I’ve observed this heron several times over the past week and it is definitely not attempting to hunt in the pond’s opaque green water. It’s doing something else, and apparently succeeding at it judging from its extended stay in the park.

This heron is hunting for gophers, Botta’s Pocket Gopher, to be exact. The park adjacent to the pond is home to dozens of these little rodents. They dig burrows that resemble tiny craters, from which they make frequent and brief forays to harvest surrounding grass and ground cover.
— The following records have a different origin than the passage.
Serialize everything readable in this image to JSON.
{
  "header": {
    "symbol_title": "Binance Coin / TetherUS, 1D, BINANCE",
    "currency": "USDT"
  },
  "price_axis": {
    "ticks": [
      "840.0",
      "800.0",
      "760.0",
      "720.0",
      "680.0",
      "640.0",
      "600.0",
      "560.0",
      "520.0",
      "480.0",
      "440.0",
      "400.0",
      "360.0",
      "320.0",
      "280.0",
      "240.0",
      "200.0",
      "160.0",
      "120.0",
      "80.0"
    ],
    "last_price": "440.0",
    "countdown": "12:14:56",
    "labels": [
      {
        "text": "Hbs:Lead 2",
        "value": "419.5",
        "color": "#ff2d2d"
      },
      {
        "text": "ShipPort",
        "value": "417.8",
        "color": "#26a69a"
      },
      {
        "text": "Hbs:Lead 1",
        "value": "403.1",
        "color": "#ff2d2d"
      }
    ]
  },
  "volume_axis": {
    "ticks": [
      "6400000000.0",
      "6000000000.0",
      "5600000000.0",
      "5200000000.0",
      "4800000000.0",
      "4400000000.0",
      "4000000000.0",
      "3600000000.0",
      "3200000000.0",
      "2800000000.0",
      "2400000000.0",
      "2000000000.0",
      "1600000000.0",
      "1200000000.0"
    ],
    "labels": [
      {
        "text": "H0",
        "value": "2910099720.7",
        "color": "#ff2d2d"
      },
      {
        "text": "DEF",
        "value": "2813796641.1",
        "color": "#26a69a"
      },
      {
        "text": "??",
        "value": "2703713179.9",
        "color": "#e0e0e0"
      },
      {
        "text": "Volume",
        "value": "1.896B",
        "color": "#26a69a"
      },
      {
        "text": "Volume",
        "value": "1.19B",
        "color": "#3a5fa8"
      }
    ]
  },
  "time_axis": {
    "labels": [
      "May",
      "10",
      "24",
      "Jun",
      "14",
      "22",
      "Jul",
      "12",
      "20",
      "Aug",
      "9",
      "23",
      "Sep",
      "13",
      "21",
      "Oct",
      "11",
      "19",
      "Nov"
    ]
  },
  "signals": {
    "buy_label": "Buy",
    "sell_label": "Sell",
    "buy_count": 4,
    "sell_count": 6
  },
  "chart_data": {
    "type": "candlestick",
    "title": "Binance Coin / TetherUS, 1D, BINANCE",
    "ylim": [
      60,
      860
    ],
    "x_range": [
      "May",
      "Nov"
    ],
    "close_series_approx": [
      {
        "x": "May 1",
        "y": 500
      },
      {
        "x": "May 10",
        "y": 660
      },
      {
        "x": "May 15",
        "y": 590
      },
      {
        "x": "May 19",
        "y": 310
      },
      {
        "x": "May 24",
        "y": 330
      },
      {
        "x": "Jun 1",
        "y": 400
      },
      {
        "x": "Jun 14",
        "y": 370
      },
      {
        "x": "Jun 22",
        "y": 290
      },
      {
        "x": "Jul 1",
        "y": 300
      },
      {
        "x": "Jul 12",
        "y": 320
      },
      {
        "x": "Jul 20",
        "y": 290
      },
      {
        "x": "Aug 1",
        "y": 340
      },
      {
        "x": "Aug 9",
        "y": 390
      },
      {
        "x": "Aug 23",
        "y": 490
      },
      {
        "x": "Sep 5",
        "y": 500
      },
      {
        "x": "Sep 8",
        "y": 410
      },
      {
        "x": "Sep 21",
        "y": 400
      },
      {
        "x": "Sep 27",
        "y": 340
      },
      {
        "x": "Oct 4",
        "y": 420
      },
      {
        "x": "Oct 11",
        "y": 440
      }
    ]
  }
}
I’ve watched the heron standing absolutely still and very close to a gopher’s burrow entrance. It waits, patiently, for an unwary gopher to exit its burrow and to become vulnerable to attack.

I’ve yet to see the heron seize a gopher but I have no doubt that it has done so. Otherwise it would have moved on in search of another location that provided something for it to eat.

That the heron is hunting gophers and not frogs or fish is a tribute to its adaptability. This behavior isn’t unique. A couple of years ago one of the Black-crowned Night Heron’s much larger cousins, a Great Blue Heron, spent several weeks at the same park, also hunting gophers.

Images made with a Canon R5, Canon RF 100-500mm f4.5-7.1 IS L zoom lens, M setting (auto ISO). First image, ISO 1250, f6.3 @ 1/800. Second image, ISO 4000, f7.1 @ 1/1600. Third image, ISO 3200, f7.1 @ 1/1600. Fourth image, ISO 2000, f7.1 @ 1/1600.

2 Replies to “Black-crowned Night Heron — Making a Living in a Local Park”

  1. cintwigg says:

    Herons hunting gophers! Who knew?

  2. rebelbreeze says:

    I’ve seen the smaller European Heron in Ireland catch and eat a fieldmouse. I’ve heard that they will kill and eat ducklings too and certainly ducks are very wary around them and seagulls will dive at them if they perch high.